= Paul Marchal =

French entomologist (1862–1942)

Paul Alfred Daniel Marchal (27 September 1862, Paris, - 2 March 1942, Paris) was a French entomologist. He was president of the French Entomological Society (Société entomologique de France) in 1907. He was president of the French Zoological Society (Société zoologique de France) in 1909.

In 1883 Marchal received his undergraduate degree from the Academy of Paris (University of France). In 1889 he received a doctorate in medicine and in 1892 a doctorate in science, from the same institution.

Marchal worked for the French government in Paris as an entomologist for the Ministry of Agriculture.

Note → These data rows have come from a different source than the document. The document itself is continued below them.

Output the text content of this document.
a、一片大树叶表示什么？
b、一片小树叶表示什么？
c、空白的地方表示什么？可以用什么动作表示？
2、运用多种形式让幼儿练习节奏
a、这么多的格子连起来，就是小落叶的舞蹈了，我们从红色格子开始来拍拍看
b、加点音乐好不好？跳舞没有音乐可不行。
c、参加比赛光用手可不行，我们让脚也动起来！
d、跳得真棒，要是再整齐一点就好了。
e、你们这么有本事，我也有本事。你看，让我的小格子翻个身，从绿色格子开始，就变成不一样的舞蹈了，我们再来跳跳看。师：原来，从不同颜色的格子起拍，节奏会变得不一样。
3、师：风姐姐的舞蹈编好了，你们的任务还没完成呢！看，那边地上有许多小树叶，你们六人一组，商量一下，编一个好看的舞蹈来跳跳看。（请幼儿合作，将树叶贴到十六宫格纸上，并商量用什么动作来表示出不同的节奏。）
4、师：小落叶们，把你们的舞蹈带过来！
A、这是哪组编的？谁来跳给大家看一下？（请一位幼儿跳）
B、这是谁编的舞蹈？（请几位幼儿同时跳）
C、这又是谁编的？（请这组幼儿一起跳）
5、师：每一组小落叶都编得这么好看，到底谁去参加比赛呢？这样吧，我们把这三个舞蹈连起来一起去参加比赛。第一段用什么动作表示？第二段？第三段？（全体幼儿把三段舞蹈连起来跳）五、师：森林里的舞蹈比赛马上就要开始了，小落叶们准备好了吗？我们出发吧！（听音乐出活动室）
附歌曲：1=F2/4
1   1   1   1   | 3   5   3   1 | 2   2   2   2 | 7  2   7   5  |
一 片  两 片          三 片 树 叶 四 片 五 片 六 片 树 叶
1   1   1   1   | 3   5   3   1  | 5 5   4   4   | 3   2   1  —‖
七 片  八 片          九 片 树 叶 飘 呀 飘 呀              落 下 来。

In 1894 he became chief-of-staff of the entomology section, and in 1910 he became Director of the entomology station in Paris. In 1898 he started teaching at the Institut national agronomique (National Institute of Agriculture) and in 1900 he was appointed as a professor of applied zoology and agriculture.

In 1912, based on the American experience with Novius cardinalis and the earlier work of Raymond Poutiers, he made the first release of acclimatized ladybugs in Europe, in Alpes-Maritimes in southeastern France, for the biological control of cochineal scale.

Marchal was a member of the French Academy of Sciences from 1912 until his death in 1942.